Overview - HAVING for filtering groups

What is it?

HAVING is a command in SQL used to filter groups of rows after they have been grouped together. It works with the GROUP BY clause to allow conditions on aggregated data, like sums or counts. Unlike WHERE, which filters individual rows before grouping, HAVING filters the groups themselves. This helps find groups that meet specific criteria.

Why it matters

Without HAVING, you could only filter rows before grouping, making it impossible to select groups based on summary information like totals or averages. This would limit your ability to analyze data in meaningful ways, such as finding customers with more than five orders or products with total sales above a threshold. HAVING lets you ask questions about groups, not just single rows.

Where it fits

Before learning HAVING, you should understand basic SQL SELECT queries, filtering with WHERE, and grouping data with GROUP BY. After HAVING, you can explore advanced aggregation functions, window functions, and complex reporting queries that combine multiple filters and groupings.

Mental Model

Core Idea

HAVING filters groups created by GROUP BY based on conditions applied to aggregated data.

Think of it like...

Imagine sorting your mail into piles by sender (GROUP BY). HAVING is like deciding to keep only the piles where the total number of letters is more than five. You first group, then decide which groups to keep based on their size.

SELECT columns
  FROM table
  WHERE row_conditions
  GROUP BY grouping_columns
  HAVING group_conditions

Flow:
[Rows] --WHERE--> [Filtered Rows] --GROUP BY--> [Groups] --HAVING--> [Filtered Groups] --SELECT--> [Result]

Build-Up - 7 Steps

1

FoundationUnderstanding GROUP BY basics

Concept: Learn how GROUP BY collects rows into groups based on column values.

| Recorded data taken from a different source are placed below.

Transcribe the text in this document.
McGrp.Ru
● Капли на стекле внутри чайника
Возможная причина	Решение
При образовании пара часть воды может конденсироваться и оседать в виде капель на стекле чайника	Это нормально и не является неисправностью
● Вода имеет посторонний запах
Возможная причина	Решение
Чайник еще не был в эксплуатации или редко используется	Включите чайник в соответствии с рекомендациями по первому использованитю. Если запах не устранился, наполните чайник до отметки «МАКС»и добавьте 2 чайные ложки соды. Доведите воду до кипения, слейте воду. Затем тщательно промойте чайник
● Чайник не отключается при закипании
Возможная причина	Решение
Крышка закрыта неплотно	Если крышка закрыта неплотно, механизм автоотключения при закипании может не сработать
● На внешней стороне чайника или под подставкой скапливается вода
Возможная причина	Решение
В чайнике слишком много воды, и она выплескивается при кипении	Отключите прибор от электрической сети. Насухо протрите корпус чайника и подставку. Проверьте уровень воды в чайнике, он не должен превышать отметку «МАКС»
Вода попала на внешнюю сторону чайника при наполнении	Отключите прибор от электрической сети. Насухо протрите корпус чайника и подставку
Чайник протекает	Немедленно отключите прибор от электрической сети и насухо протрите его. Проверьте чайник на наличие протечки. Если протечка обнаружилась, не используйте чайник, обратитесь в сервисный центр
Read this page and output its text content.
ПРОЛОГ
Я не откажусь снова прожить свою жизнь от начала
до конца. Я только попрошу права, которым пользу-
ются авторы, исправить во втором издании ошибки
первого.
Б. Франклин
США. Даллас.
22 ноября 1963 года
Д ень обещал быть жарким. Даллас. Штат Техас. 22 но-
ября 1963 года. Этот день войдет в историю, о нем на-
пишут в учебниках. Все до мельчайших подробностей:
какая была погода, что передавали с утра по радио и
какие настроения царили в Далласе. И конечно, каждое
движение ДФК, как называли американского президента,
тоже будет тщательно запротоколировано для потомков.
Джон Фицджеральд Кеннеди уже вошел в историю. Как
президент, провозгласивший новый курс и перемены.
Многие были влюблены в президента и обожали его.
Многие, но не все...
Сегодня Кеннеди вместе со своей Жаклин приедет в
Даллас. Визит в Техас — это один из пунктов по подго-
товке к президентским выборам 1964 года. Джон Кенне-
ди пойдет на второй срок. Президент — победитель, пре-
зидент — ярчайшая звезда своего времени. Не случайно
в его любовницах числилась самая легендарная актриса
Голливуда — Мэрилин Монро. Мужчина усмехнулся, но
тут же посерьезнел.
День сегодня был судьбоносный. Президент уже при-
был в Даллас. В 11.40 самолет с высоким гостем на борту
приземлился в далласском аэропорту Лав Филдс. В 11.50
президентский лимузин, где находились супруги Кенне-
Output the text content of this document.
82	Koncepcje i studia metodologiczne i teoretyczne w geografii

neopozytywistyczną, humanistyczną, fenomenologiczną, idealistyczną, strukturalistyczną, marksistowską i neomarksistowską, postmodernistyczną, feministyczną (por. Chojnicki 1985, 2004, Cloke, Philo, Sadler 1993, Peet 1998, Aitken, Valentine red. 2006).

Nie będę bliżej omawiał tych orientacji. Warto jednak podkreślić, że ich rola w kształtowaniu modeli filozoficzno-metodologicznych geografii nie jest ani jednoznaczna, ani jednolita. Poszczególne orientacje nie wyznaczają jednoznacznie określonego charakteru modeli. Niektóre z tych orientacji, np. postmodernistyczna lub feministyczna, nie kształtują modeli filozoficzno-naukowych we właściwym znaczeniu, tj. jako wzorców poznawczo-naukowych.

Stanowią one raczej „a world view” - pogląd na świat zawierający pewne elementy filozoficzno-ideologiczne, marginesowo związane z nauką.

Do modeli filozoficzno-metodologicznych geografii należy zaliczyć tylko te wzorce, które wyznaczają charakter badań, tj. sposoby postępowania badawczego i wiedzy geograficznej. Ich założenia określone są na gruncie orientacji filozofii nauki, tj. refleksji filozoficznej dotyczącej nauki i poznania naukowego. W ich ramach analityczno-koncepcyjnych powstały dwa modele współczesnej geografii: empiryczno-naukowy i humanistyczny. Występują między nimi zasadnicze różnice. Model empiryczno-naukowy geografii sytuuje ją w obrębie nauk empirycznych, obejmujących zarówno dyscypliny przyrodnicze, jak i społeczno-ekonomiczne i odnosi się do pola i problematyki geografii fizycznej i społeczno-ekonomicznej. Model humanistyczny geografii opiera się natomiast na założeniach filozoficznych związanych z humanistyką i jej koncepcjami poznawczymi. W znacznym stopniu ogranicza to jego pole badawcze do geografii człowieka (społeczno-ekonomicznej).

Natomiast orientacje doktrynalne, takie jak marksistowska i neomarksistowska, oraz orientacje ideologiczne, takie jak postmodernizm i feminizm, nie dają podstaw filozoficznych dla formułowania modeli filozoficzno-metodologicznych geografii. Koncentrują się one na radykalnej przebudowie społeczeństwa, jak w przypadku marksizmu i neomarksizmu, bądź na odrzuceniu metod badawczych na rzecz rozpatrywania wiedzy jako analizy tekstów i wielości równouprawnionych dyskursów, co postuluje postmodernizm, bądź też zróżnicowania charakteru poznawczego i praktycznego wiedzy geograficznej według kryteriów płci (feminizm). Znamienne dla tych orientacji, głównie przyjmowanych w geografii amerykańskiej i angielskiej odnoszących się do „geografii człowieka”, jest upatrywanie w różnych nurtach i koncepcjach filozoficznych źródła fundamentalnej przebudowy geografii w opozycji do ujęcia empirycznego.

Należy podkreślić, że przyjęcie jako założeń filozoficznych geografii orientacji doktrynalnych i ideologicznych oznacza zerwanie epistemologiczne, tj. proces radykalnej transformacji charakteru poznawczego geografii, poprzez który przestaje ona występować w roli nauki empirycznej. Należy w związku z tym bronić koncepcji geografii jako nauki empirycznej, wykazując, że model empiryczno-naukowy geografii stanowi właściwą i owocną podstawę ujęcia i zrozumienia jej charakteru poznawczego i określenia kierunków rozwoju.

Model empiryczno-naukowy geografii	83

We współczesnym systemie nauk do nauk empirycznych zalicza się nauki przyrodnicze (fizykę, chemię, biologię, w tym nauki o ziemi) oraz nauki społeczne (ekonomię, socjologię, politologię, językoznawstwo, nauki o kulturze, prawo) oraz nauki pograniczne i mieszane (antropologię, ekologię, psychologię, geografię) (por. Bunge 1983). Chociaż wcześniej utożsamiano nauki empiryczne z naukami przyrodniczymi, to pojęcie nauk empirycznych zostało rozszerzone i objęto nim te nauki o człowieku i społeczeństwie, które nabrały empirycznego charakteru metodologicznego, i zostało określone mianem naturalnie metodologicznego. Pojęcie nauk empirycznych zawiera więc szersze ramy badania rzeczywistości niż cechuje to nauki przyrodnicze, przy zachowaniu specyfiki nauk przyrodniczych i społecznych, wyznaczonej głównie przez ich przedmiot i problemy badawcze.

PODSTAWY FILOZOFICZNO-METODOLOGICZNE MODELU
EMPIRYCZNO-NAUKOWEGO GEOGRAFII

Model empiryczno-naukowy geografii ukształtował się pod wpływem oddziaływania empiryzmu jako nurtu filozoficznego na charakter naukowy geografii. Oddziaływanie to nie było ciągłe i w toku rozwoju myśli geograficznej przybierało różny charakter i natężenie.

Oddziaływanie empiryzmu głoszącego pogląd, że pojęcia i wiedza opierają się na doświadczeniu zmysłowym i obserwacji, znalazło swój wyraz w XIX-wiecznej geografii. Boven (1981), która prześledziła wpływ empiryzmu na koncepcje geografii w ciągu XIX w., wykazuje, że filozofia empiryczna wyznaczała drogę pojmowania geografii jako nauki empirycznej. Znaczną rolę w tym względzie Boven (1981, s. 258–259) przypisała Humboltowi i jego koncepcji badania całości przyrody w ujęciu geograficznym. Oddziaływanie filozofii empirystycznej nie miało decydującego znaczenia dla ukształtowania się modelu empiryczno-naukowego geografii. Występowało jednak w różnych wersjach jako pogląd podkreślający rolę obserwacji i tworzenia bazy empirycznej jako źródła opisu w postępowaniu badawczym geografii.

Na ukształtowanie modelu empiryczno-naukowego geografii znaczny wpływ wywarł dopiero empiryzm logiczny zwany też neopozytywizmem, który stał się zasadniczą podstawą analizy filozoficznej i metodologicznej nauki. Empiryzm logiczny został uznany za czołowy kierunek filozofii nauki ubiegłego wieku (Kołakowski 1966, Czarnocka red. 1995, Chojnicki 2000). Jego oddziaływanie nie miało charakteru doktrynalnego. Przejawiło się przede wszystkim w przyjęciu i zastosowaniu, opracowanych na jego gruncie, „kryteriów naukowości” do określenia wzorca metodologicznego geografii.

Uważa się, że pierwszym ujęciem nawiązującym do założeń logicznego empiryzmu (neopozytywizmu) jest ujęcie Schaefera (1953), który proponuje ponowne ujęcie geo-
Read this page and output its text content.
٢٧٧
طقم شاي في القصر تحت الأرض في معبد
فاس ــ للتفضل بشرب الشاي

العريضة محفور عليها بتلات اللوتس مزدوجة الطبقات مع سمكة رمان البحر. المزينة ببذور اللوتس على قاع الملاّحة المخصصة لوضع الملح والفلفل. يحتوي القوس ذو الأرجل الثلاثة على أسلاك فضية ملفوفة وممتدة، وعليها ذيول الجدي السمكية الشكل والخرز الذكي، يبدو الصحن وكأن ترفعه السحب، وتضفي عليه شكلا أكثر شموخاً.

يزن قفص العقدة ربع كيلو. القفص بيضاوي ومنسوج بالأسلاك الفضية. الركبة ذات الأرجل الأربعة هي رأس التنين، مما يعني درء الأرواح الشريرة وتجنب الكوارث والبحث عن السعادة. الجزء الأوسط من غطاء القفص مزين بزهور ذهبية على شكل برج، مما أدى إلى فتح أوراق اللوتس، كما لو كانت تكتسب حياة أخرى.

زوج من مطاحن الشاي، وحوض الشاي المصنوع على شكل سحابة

GROUP BY takes rows that share the same value in specified columns and bundles them into groups. For example, grouping sales by product ID collects all sales of each product together. Aggregation functions like COUNT or SUM then summarize each group.

Result

Rows are organized into groups, each representing a unique value or combination of values from the grouping columns.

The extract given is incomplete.